The motion to support the Disney venture passed without dissent. Taylor abstained.
Ed Crossan of Tech's Public Service Program said a discount program tried on an experimental basis last year had proved successful enough to expand.
Participating businesses gave 10-percent discount coupons in a joint brochure distributed in a variety of ways, from business organizations to employers who want to offer the discounts to their workers.
``This year we'd like to continue doing the same thing,'' Crossan said, and expand it. ``We've already tested the theory so ... we're implementing a program we know works.''
Crossan said the ``zero-budget'' work group that came up with the idea would like to expand it to places like Barter Theater, outdoor dramas like ``The Long Way Home,'' raceways, wineries, outdoor activities and perhaps state parks.
The discount plan would use tourism, which Crossan said has been underestimated as a factor in economic development, as its focal point. ``Tourism is the largest positive contributor to the balance of payments,'' he said.
Brochures this year would be distributed through chambers of commerce, visitors centers and travel shows.

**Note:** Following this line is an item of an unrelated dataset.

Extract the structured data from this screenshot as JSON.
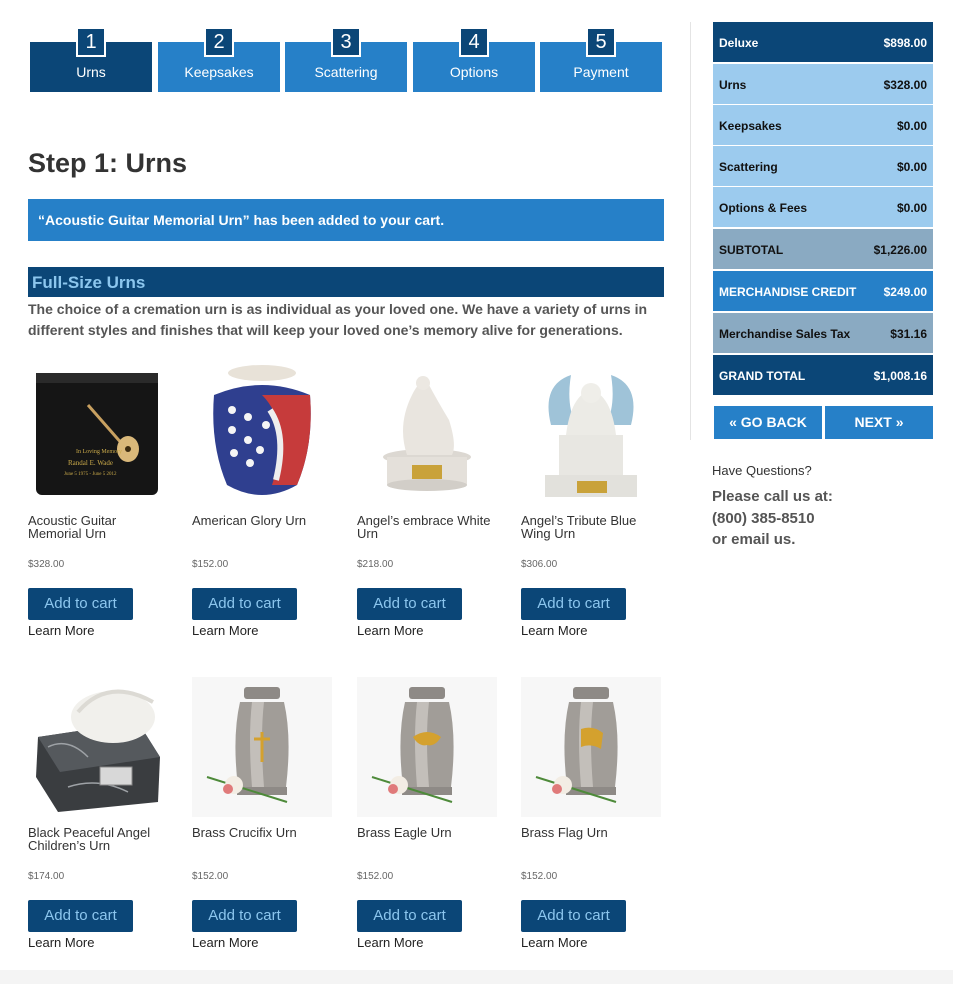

Christy Parker, vice chairman of a revolving loan organization being set up by Rep. Rick Boucher, D-Abingdon, said the program should get under way this year with the hiring of a full-time administrator. It would provide low-interest loans to help small businesses with fixed assets or working capital when they were unable to get conventional loans, she said. The low-interest loans would cover no more than half the cost of a project, but could be used to leverage other financing.
Major considerations in deciding what projects to accept would include the number of jobs created, emphasis on historic preservation, and assistance to anchor tourism businesses in a region, she said.
``I think it's a good complement to what Virginia's Southwest Blue Ridge Highlands is doing,'' she said.
The volunteer tourism organization has been touted by members of the Southwest Virginia Infrastructure Strategic Planning Study Commission, created through a bill introduced by state Sen. William Wampler Jr., R-Bristol, as the logical organization to get state funding for tourism efforts in the region.
Kitty Grady, the Wytheville public relations director who is its president, said it could do much more with a budget and a full-time director although it has accomplished a lot with just volunteers.
The other thing that Wampler Commission members seem to have found is that Southwest Virginia does not need funding to create new tourism products as much as it does to advertise the ones it has, said John Strutner, a state tourism representative.